Today, that number has dropped to 13 percent. Yes, 13 percent.
A full 86 percent of Americans, meanwhile, say they are "not too confident" (47 percent) or "not at all confident" (39 percent).
This depressing point is borne out in some other numbers in the new poll:
- Immediately after the 2010 election, 65 percent of people said they were "hopeful." Today, it's 37 percent.
- In 2010, 41 percent of people said they were "frustrated." Today, it's 50 percent.
- In 2010, 44 percent of people described themselves as "disappointed." Today, it's 52 percent.
The latest poll also asked people about Obama's prospects for success, and whether he was likely to succeed on several key issues over his final two years in the Oval Office.
The only thing people thought he was likely to be able to do is stop Congress from repealing Obamacare, and even with that, just 55 percent consider it "likely." (In reality, it is very likely, given the GOP doesn't have veto-proof majorities. We would also argue that vetoing a repeal of Obamacare could hardly be characterized as getting something done for the American people.)
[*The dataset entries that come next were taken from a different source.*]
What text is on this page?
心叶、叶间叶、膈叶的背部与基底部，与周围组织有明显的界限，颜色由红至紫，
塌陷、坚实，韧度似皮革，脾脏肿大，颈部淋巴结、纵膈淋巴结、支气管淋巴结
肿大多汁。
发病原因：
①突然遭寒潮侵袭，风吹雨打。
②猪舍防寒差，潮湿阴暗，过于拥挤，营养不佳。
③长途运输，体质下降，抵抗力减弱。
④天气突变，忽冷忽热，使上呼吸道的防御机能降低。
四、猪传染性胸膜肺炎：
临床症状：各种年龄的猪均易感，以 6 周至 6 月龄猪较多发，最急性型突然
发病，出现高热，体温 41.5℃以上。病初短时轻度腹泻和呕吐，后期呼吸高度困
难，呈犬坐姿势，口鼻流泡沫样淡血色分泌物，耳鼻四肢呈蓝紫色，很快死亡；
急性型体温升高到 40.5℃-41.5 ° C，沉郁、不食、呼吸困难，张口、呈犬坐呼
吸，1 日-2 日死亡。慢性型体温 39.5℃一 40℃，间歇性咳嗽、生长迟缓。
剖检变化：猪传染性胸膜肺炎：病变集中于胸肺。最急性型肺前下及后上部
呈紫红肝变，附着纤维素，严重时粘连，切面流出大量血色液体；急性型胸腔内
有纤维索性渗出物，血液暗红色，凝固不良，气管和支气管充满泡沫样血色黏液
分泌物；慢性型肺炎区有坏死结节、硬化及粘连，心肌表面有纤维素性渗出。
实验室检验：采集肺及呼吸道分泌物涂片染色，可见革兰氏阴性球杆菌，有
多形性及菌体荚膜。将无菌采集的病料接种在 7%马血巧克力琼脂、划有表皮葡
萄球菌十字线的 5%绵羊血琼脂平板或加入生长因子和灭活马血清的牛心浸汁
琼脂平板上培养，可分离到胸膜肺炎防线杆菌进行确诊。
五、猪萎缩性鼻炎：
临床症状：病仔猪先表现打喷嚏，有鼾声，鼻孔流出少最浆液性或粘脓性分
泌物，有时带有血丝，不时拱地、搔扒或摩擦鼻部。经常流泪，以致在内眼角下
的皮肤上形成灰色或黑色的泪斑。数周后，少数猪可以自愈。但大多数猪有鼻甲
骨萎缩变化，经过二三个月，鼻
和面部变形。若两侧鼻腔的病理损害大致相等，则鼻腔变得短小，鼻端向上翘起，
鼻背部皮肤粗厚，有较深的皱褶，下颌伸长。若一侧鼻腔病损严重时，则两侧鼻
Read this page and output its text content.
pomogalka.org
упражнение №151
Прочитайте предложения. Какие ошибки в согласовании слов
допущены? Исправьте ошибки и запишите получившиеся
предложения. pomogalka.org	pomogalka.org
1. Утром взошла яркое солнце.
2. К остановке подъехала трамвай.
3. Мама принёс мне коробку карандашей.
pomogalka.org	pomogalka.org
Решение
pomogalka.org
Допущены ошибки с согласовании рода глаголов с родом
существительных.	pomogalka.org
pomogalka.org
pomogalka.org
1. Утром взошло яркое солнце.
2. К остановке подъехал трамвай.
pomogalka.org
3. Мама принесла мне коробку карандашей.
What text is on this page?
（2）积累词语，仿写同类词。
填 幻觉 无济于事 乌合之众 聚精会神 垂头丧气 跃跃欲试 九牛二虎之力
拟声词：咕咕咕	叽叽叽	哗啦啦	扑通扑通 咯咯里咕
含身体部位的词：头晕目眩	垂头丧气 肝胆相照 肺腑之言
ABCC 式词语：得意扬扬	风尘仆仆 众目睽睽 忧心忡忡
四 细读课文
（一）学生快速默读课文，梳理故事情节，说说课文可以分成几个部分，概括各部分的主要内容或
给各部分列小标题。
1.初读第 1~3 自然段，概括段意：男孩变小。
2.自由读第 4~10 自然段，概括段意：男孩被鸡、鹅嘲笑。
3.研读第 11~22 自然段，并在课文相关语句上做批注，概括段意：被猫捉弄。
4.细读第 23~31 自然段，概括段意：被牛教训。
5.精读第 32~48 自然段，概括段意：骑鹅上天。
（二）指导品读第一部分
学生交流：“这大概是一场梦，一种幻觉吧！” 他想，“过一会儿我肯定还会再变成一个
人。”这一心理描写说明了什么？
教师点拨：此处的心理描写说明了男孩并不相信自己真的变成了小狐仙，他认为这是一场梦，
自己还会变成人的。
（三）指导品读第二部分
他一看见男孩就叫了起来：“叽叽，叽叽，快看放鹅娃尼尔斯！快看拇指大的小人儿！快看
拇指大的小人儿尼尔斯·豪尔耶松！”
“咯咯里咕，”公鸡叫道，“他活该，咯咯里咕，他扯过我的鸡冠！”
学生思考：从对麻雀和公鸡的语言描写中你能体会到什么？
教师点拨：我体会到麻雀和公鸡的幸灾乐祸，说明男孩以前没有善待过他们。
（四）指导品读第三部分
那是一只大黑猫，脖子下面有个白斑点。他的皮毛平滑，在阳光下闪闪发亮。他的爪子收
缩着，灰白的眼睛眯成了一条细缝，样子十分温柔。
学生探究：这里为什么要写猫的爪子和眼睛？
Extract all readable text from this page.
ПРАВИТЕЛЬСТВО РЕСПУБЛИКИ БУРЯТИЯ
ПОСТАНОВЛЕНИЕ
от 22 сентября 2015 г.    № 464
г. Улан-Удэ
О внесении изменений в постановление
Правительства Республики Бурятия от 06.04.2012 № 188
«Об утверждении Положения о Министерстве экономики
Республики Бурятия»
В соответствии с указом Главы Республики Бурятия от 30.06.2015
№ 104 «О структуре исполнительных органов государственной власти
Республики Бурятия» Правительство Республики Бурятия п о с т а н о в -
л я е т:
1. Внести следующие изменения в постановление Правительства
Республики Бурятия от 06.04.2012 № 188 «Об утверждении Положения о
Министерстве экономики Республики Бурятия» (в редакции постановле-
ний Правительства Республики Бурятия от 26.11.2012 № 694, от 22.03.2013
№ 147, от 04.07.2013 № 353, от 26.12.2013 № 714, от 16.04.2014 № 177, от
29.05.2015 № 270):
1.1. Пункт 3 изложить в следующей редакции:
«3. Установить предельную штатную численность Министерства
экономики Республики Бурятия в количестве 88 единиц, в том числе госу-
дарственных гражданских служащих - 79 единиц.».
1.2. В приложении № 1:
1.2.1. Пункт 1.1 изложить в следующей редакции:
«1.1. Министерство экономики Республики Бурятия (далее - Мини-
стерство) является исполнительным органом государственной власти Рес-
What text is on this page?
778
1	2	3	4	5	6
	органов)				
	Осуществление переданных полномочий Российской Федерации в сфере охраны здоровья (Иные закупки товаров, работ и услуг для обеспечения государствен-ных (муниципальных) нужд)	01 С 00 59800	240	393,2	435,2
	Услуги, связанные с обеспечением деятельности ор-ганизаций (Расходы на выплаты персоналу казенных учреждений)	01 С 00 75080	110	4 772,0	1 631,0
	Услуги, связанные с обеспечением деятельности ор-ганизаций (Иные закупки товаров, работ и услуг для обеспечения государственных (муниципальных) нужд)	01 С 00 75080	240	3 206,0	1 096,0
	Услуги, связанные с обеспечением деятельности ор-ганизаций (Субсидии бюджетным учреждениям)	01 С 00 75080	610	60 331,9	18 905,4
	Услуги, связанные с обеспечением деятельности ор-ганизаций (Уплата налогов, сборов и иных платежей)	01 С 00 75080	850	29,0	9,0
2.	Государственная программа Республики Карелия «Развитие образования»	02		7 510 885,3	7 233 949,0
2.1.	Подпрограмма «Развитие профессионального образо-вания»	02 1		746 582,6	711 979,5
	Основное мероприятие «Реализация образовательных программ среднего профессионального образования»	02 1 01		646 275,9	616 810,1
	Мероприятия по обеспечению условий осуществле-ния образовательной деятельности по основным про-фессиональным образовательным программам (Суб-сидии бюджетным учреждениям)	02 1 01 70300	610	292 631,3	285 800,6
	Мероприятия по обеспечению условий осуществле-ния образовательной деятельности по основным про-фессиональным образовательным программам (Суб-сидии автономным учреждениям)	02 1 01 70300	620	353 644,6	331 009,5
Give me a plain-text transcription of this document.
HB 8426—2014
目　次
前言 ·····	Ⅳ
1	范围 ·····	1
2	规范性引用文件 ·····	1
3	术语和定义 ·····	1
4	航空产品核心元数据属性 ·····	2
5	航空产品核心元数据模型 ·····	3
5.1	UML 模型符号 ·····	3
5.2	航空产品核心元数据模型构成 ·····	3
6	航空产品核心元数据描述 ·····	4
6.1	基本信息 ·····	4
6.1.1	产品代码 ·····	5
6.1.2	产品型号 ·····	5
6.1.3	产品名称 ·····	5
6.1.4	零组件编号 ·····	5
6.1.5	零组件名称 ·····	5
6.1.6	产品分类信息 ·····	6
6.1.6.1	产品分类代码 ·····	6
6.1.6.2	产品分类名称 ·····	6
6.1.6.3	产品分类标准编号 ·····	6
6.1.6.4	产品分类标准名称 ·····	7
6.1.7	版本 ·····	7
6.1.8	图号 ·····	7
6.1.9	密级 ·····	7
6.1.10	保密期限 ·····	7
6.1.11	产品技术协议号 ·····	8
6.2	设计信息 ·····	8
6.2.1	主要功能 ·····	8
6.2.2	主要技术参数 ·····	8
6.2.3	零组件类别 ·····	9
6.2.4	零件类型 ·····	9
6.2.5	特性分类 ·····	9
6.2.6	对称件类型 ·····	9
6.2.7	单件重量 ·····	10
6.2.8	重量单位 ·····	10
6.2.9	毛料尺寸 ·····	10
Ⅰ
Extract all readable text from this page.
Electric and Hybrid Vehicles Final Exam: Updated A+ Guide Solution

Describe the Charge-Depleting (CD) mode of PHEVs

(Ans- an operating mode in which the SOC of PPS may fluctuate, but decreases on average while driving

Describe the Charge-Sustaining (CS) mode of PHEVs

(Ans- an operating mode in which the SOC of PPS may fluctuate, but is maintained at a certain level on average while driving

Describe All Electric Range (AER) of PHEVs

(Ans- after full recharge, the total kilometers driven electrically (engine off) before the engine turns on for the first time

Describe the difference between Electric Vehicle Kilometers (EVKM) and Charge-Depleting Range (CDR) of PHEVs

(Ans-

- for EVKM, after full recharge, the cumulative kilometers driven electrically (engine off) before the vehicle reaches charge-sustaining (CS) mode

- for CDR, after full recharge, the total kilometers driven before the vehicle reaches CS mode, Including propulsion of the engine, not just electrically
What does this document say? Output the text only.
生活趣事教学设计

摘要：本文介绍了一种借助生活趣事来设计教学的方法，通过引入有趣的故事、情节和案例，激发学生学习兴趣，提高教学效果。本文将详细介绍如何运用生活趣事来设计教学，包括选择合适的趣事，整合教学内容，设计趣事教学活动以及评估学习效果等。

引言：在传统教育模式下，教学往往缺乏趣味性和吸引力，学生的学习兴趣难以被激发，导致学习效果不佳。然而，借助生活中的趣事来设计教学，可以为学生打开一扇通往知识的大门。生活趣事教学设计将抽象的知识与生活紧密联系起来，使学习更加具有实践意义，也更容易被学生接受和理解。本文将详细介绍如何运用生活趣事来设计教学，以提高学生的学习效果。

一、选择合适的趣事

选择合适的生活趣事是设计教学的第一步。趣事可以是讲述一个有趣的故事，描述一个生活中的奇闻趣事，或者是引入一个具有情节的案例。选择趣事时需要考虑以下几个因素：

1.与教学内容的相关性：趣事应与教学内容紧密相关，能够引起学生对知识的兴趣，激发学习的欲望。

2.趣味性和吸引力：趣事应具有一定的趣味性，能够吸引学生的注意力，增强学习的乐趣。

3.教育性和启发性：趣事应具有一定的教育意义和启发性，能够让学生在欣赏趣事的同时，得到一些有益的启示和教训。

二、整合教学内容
At least six in 10 doubt Obama will be able to improve the economy (60 percent), address "global warming" (66 percent) or improve race relations (76 percent), among other potential goals. Just two years ago, after the 2012 election, people thought Obama was more likely than not to succeed on all three of these things.
So congratulations, Washington politicians. You have so sufficiently lowered expectations for yourself that basically anything you pass over the next two years will be regarded as a shocking display of bipartisanship and competence.
Update 4:21 p.m.: Pew is out with some very similar numbers.